California State Senator Lou Correa (D-Santa Ana) has amended his online poker bill, Senate Bill 40, to create opportunity for more types of companies to offer online poker and more harshly penalizing those who play on or organize illegal gaming operations including via online and mobile telecommunications.
Tacked onto the $10,000 fine, violators would face “seizure and forfeiture of all personal and real property used in or derived from the operation of or play on an unauthorized website.”
Changes to the more “consumer friendly” bill are intended to help generate $250 million in new revenue for California through upfront payments from online poker operators, states Correa’s press release. If approved, the bill would enforce a $5 million, non-refundable application fee that would count against later payouts to the state. The state gets 10 percent of the take. The fee is intended to disuade less serious companies from entering the online gaming marketplace. “But entities that apply for a license within 90 days of the bill going into effect would prepay $50 million to the state against their future revenues, while those applying after have to pay $250 million,” Capitol Weekly explains.

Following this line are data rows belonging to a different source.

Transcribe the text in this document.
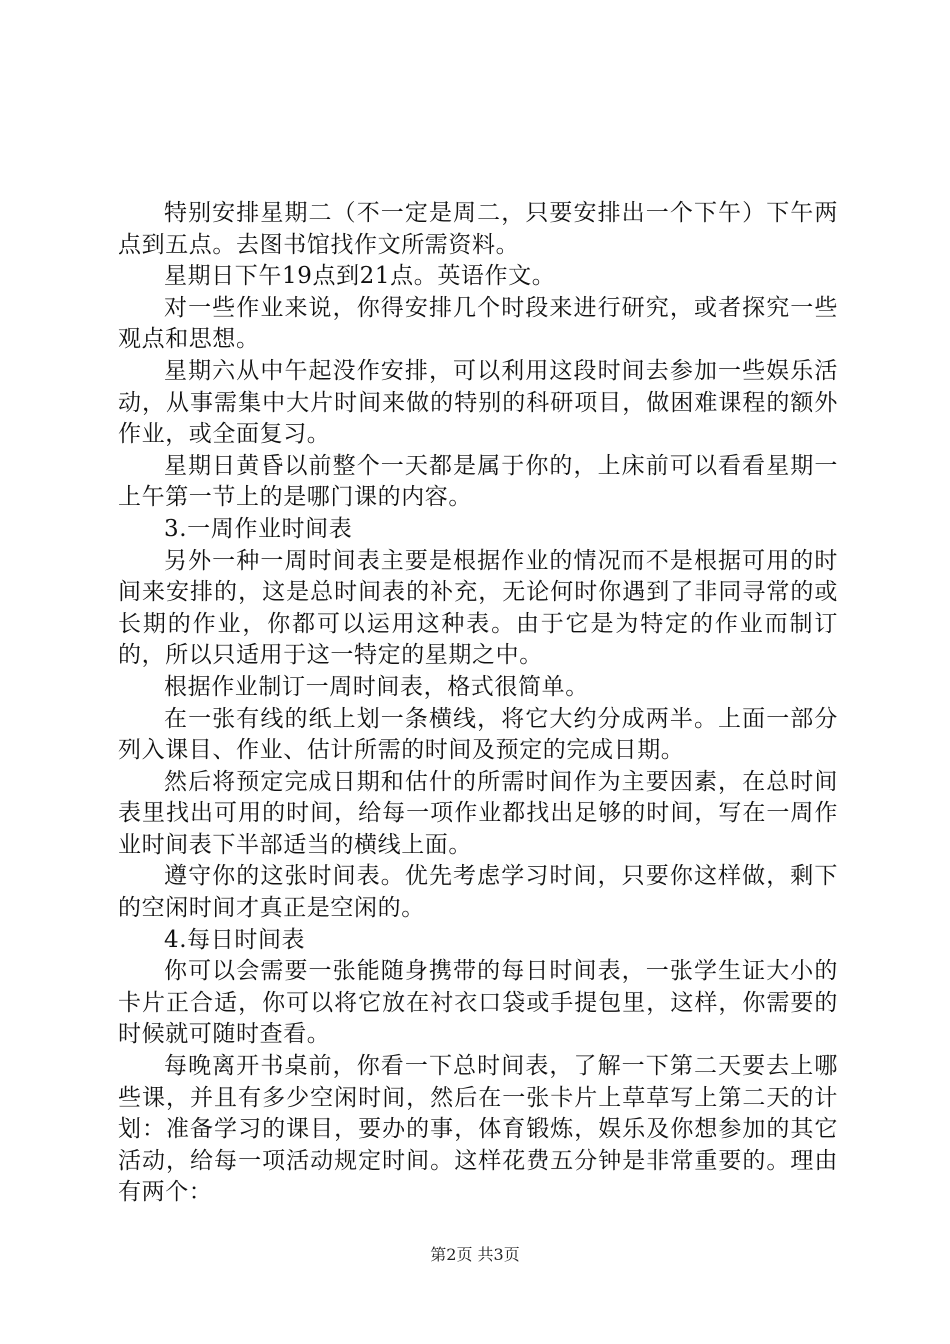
特别安排星期二（不一定是周二，只要安排出一个下午）下午两点到五点。去图书馆找作文所需资料。

星期日下午19点到21点。英语作文。

对一些作业来说，你得安排几个时段来进行研究，或者探究一些观点和思想。

星期六从中午起没作安排，可以利用这段时间去参加一些娱乐活动，从事需集中大片时间来做的特别的科研项目，做困难课程的额外作业，或全面复习。

星期日黄昏以前整个一天都是属于你的，上床前可以看看星期一上午第一节上的是哪门课的内容。

3.一周作业时间表

另外一种一周时间表主要是根据作业的情况而不是根据可用的时间来安排的，这是总时间表的补充，无论何时你遇到了非同寻常的或长期的作业，你都可以运用这种表。由于它是为特定的作业而制订的，所以只适用于这一特定的星期之中。

根据作业制订一周时间表，格式很简单。

在一张有线的纸上划一条横线，将它大约分成两半。上面一部分列入课目、作业、估计所需的时间及预定的完成日期。

然后将预定完成日期和估什的所需时间作为主要因素，在总时间表里找出可用的时间，给每一项作业都找出足够的时间，写在一周作业时间表下半部适当的横线上面。

遵守你的这张时间表。优先考虑学习时间，只要你这样做，剩下的空闲时间才真正是空闲的。

4.每日时间表

你可以会需要一张能随身携带的每日时间表，一张学生证大小的卡片正合适，你可以将它放在衬衣口袋或手提包里，这样，你需要的时候就可随时查看。

每晚离开书桌前，你看一下总时间表，了解一下第二天要去上哪些课，并且有多少空闲时间，然后在一张卡片上草草写上第二天的计划：准备学习的课目，要办的事，体育锻炼，娱乐及你想参加的其它活动，给每一项活动规定时间。这样花费五分钟是非常重要的。理由有两个：

第2页 共3页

The California Online Poker Association (COPA), led by the Morongo Band of Mission Indians, supports the changes to S.B. 40, and the California Tribal Business Association (CTBA), an alliance of three tribes, opposes both S.B. 40 and another bill, S.B. 45, introduced by California State Sen. Rod Wright (D-Inglewood) in December.
COPA has a coalition of around 30 tribes and 15 card rooms, and an advocacy website—AllinforCalifornia.org—to lobby on behalf of S.B. 40. COPA has previously said S.B. 40 will give California a much-needed infusion of more than a thousand jobs and $1 billion in revenue without raising taxes.
“The entire set of amendments reflects a greater chance for California to earn more income,” COPA spokesman Ryan Hightower told Capitol Weekly.
S.B. 45 hasn’t changed or moved since December. It allows tribes, card rooms and most anyone, including Nevada casinos and offshore firms, to compete for a California license. It would also allow gaming other than poker.
Hightower told Capitol Weekly that he expects S.B. 40 to make headway in the near future. “I think within the next 75 days we’re going to see some movement on the bill, and it’s still in a very good position to pass this year,” he said.